MSCI's broadest index of Asia-Pacific shares outside Japan surged 1.6%,the biggest daily jump since late July. Tokyo's Nikkei gained 1.1%.

China's blue chips slipped 0.2%, while Hong Kong's Hang Seng index jumped 0.9%.

Overnight, the Fed held the policy rate steady in its current 5.25%-5.50% range. While Chair Jerome Powell did not rule out another hike, markets judged he was not quite as hawkish as he might have been.

Fed funds futures rallied as markets pared back the risk of a December hike to about 20% and a January move to 25%. Markets have priced in a 70% chance that the tightening is over and rate cuts could amount to 85 basis points next year, beginning as soon as June.

Wall Street and Treasuries jumped. The S&P 500 gained 1% and the Nasdaq Composite surged 1.6%.

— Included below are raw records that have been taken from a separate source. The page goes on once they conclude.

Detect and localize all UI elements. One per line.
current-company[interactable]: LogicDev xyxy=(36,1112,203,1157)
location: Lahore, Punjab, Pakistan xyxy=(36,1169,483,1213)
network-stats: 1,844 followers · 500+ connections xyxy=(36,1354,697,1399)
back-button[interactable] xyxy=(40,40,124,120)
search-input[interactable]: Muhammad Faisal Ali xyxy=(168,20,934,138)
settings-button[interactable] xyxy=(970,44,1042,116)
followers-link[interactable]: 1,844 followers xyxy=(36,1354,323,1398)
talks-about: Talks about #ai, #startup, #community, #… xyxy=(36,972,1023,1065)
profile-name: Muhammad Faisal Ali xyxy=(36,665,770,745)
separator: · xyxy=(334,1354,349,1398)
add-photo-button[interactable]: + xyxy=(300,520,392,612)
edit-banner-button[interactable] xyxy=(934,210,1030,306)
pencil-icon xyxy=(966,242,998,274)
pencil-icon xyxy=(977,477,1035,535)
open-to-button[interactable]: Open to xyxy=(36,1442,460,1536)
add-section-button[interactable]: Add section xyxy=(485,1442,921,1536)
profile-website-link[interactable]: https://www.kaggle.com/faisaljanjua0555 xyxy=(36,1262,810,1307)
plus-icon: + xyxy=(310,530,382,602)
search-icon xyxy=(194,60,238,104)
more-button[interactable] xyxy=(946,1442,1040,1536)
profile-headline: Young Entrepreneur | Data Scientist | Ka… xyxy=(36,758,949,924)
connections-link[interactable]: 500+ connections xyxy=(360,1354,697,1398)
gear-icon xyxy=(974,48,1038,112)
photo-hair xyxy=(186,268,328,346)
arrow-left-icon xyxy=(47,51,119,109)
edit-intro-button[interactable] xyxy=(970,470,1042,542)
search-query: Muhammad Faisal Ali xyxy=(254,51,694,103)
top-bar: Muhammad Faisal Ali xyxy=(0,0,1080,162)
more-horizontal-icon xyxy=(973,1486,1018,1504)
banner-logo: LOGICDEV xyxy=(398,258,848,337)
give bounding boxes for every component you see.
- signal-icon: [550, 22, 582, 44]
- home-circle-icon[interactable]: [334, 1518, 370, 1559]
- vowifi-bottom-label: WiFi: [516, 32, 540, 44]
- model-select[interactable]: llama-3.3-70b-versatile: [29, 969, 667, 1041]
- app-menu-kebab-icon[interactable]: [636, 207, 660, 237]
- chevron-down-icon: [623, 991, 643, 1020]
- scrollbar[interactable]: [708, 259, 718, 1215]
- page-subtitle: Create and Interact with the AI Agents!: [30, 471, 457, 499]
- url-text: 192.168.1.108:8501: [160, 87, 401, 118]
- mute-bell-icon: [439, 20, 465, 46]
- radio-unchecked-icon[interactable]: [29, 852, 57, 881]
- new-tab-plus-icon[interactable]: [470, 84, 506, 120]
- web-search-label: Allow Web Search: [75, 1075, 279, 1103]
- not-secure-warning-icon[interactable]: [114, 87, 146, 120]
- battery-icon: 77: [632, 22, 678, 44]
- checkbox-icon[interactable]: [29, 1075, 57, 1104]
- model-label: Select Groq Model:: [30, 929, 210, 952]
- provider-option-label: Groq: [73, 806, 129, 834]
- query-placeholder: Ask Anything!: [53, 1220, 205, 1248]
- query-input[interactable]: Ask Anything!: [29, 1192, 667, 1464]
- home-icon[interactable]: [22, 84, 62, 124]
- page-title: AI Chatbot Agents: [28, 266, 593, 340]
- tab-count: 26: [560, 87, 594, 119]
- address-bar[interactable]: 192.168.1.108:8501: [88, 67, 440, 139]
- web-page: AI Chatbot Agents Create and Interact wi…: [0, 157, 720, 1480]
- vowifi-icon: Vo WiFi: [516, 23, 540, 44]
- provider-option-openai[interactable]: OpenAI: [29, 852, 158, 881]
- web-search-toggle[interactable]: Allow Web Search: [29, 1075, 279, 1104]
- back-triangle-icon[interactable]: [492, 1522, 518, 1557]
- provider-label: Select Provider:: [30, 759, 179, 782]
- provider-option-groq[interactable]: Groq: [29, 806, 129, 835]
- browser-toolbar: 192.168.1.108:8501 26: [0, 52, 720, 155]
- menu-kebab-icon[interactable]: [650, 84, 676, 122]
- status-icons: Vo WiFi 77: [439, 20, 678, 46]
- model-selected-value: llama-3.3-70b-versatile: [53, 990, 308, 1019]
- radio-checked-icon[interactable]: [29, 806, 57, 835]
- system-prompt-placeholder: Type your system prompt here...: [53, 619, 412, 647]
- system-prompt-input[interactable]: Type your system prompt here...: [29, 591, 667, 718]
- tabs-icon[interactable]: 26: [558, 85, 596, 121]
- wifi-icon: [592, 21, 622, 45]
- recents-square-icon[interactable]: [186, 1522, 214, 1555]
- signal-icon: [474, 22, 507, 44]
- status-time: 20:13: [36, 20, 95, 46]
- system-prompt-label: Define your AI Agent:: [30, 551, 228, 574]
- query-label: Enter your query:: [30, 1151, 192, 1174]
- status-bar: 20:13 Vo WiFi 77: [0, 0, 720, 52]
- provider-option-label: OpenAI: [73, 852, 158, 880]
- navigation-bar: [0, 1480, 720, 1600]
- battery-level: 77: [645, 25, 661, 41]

The benchmark 10-year Treasury yield eased another 1 basis point to 4.7196%, the lowest in more than two weeks. Overnight, it tumbled 14 basis points, the biggest daily drop since March, also thanks to a Treasury announcement that the government will slow increases in the size of its longer-dated auctions.

"Fed Chair Powell certainly reserved the right to hike rates again, but our takeaway is that the Fed is very likely done with rate hikes," David Chao, global market strategist, Asia Pacific (ex-Japan) at Invesco, said in a note to clients.

"This certainly gives Asian central banks such as Indonesia and Philippines more wiggle room to hold rates instead of raise them," said Chao, adding he expects international assets, especially emerging markets, would outperform U.S. assets.

The next big focal point for the market is non-farm payrolls data on Friday, which analysts expect to show the economy added 180,000 jobs in October, slowing from 336,000 increase the previous month. It will come after mixed data showed strong job openings and slower than expected growth in private payrolls.

For currencies, the retreat in Treasury yields pulled down the U.S. dollar modestly, while the improvement in risk sentiment gave a lift to the battered Aussie and kiwi dollars, which rose 0.5% and 0.7%, respectively, to multi-week tops.

"Although the FOMC may not be talking about it today, within a few months, the question will no longer be 'Will they hike again?' but 'When will they cut?'," said Seema Shah, chief global strategist at Principal Asset Management.

The yen continued to regain ground - up 0.3% to 150.42 per dollar on Thursday. It had hit a one-year low after a Bank of Japan decision to ease its control over the 1% cap on 10-year yields, with the tweak seen insufficient to close the wide interest rate gaps between Japan and other countries.

Oil prices traded higher. Brent crude futures climbed 1.0% to $85.50 a barrel while U.S. West Texas Intermediate futures were at $81.32 a barrel, up 1.1%.

The price of gold was 0.2% higher at $1,985.99 per ounce.